What I want to talk about is the kind of long-term, subtle, complex trauma that comes from always feeling different and out of place and having your experience of the world misunderstood or ignored or invalidated for no more sinister reason than that you’re too little to explain what is going on inside and the people around you do not have a reference point to understand in which unique ways you need support.
Then by the time you’re old enough that you could explain, patterns and beliefs are so entrenched that it feels too weird or hard or scary to even try, so you don’t. So you feel more and more misunderstood and isolated. This can express itself in all sorts of ways, including anxiety, depression, addiction, over-achieving, people pleasing, excessive compliance, eating disorders, relationship issues, self-sabotage, lack of motivation, various mental illnesses, chronic unemployment, social isolation, and more.
Deep breath.
For parents especially, please hear me that this is not about bad parenting, or not connecting with your kid. You might actually have a great relationship with your kid, or your parents. I did, and do. In fact, though my relationship with my mom (and dad) was always good, it has grown much stronger and healthier since we started talking about this (my dad passed away before we could start this conversation).

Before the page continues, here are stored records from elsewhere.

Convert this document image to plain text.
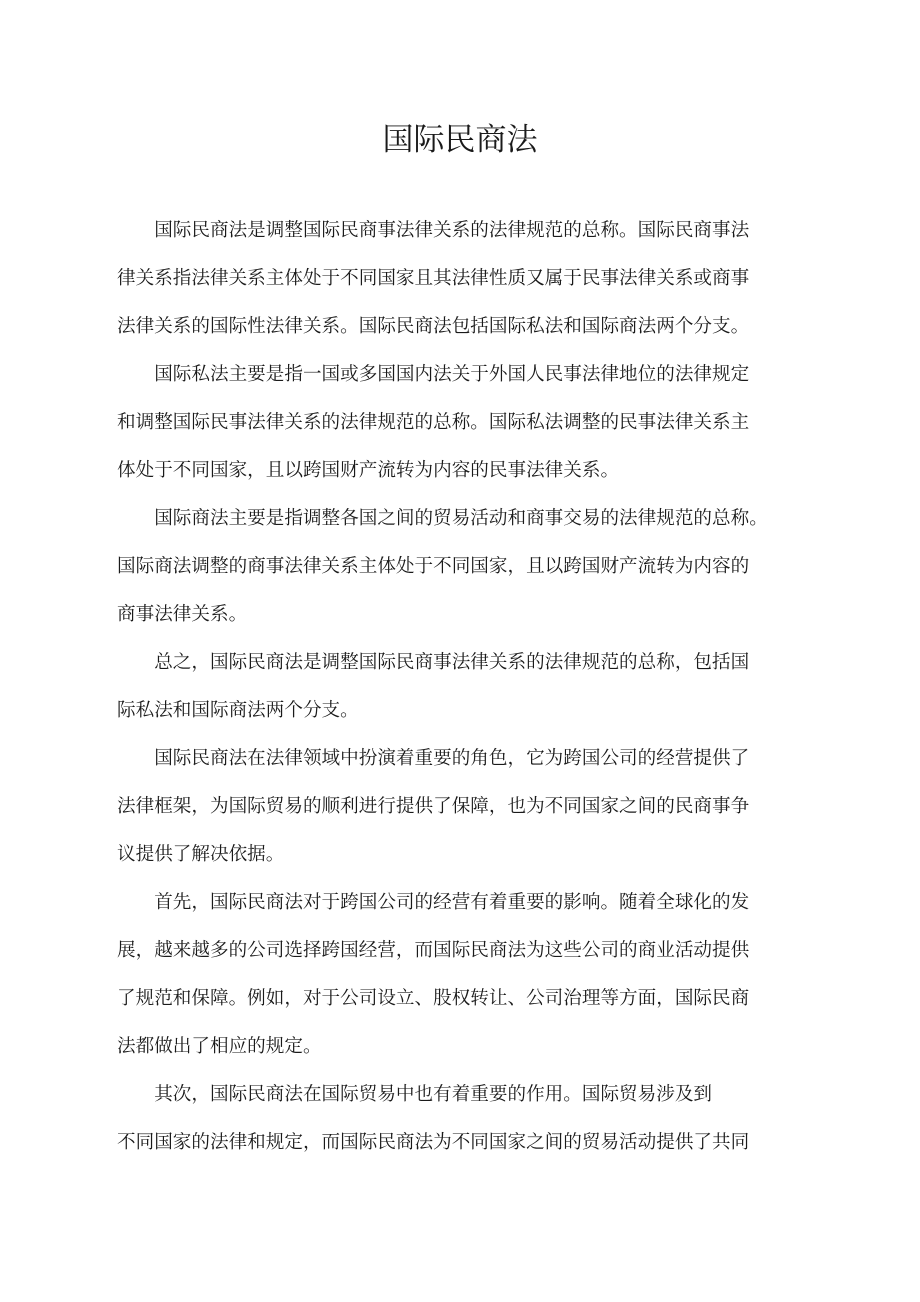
国际民商法

　　国际民商法是调整国际民商事法律关系的法律规范的总称。国际民商事法
律关系指法律关系主体处于不同国家且其法律性质又属于民事法律关系或商事
法律关系的国际性法律关系。国际民商法包括国际私法和国际商法两个分支。

　　国际私法主要是指一国或多国国内法关于外国人民事法律地位的法律规定
和调整国际民事法律关系的法律规范的总称。国际私法调整的民事法律关系主
体处于不同国家，且以跨国财产流转为内容的民事法律关系。

　　国际商法主要是指调整各国之间的贸易活动和商事交易的法律规范的总称。
国际商法调整的商事法律关系主体处于不同国家，且以跨国财产流转为内容的
商事法律关系。

　　总之，国际民商法是调整国际民商事法律关系的法律规范的总称，包括国
际私法和国际商法两个分支。

　　国际民商法在法律领域中扮演着重要的角色，它为跨国公司的经营提供了
法律框架，为国际贸易的顺利进行提供了保障，也为不同国家之间的民商事争
议提供了解决依据。

　　首先，国际民商法对于跨国公司的经营有着重要的影响。随着全球化的发
展，越来越多的公司选择跨国经营，而国际民商法为这些公司的商业活动提供
了规范和保障。例如，对于公司设立、股权转让、公司治理等方面，国际民商
法都做出了相应的规定。

　　其次，国际民商法在国际贸易中也有着重要的作用。国际贸易涉及到
不同国家的法律和规定，而国际民商法为不同国家之间的贸易活动提供了共同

So I’m not going to pull a guilt trip on anyone. In fact, I hope to do the exact opposite. I want to free everyone from guilt and shame and feeling like you don’t belong. To help people connect and understand each other better.
I’m not a therapist, and I’m not going to turn this into pseudo-therapy. Yet if my goal is truly to help people connect, I can’t avoid the ways that we have been disconnected in the past. We need to talk about that. So we can heal that. So we become able to move on. Stronger. Together.